Taylor Fah, junior in management information systems, met Myers through being community advisers and describes her as “adventurous” and “fearless.”

“When I first met her she had just gotten back from Bangladesh and she would tell these stories about how she couldn’t leave her room,” Fah said. “The way she told the stories was like it was no big deal. It didn’t even phase her.”

Through all her experiences, Myers has achieved a global perspective about how different communities behave and interact.

“It’s a global world and a global economy and [traveling] really changes your perspective,” Kevin Duerfeldt, global resource systems lecturer, said. “Lately, with some of the politics and current events people will say something about another group of people without having met with them or talked to them or knowing their perspective, and getting out into the rest of the world helps you broaden your world view.”

Kalb described Myers as having a global mind, which helps her approach situations with sensitivity as people can have differing views on topics.

“You never have to worry about her saying something mean to someone both because she’s kind and because she’s respectful,” Kalb said.

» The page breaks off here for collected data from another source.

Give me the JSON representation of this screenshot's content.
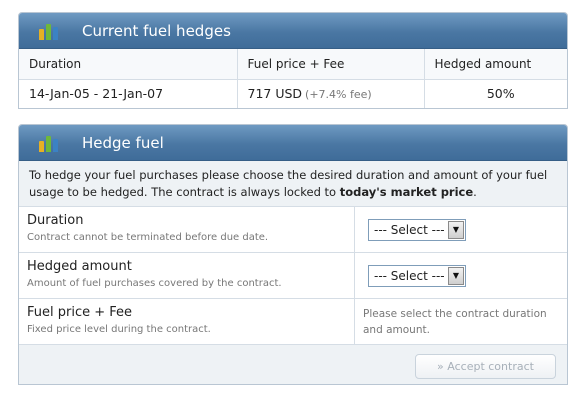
{
  "current_hedges": {
    "title": "Current fuel hedges",
    "icon": "bar-chart-icon",
    "columns": [
      "Duration",
      "Fuel price + Fee",
      "Hedged amount"
    ],
    "rows": [
      {
        "duration": "14-Jan-05 - 21-Jan-07",
        "price": "717 USD",
        "fee": "(+7.4% fee)",
        "amount": "50%"
      }
    ]
  },
  "hedge_fuel": {
    "title": "Hedge fuel",
    "icon": "bar-chart-icon",
    "intro_text": "To hedge your fuel purchases please choose the desired duration and amount of your fuel usage to be hedged. The contract is always locked to ",
    "intro_bold": "today's market price",
    "intro_end": ".",
    "duration_label": "Duration",
    "duration_sub": "Contract cannot be terminated before due date.",
    "duration_select": "--- Select ---",
    "amount_label": "Hedged amount",
    "amount_sub": "Amount of fuel purchases covered by the contract.",
    "amount_select": "--- Select ---",
    "price_label": "Fuel price + Fee",
    "price_sub": "Fixed price level during the contract.",
    "price_note": "Please select the contract duration and amount.",
    "accept_label": "» Accept contract"
  },
  "colors": {
    "header_blue": "#4a77a3",
    "panel_bg": "#eef2f5",
    "border": "#d5dde5"
  }
}
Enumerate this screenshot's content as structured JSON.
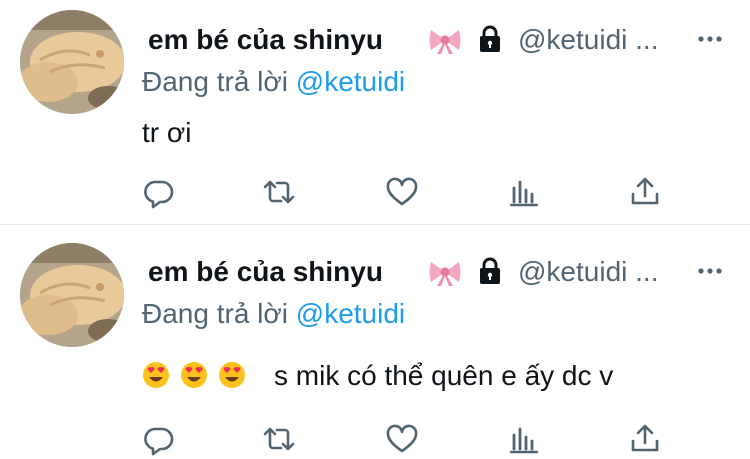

Despite having travelled across the globe, Myers wants to start exploring the United States after college.

“I’m thinking of doing a year of service after I graduate with AmeriCorp or FoodCorp,” Myers said.

As a global traveler, mostly visiting places less wealthy than the United States, Myers has learned to live with the minimum. As long as Myers has room and board she’ll be fine with whatever life throws at her.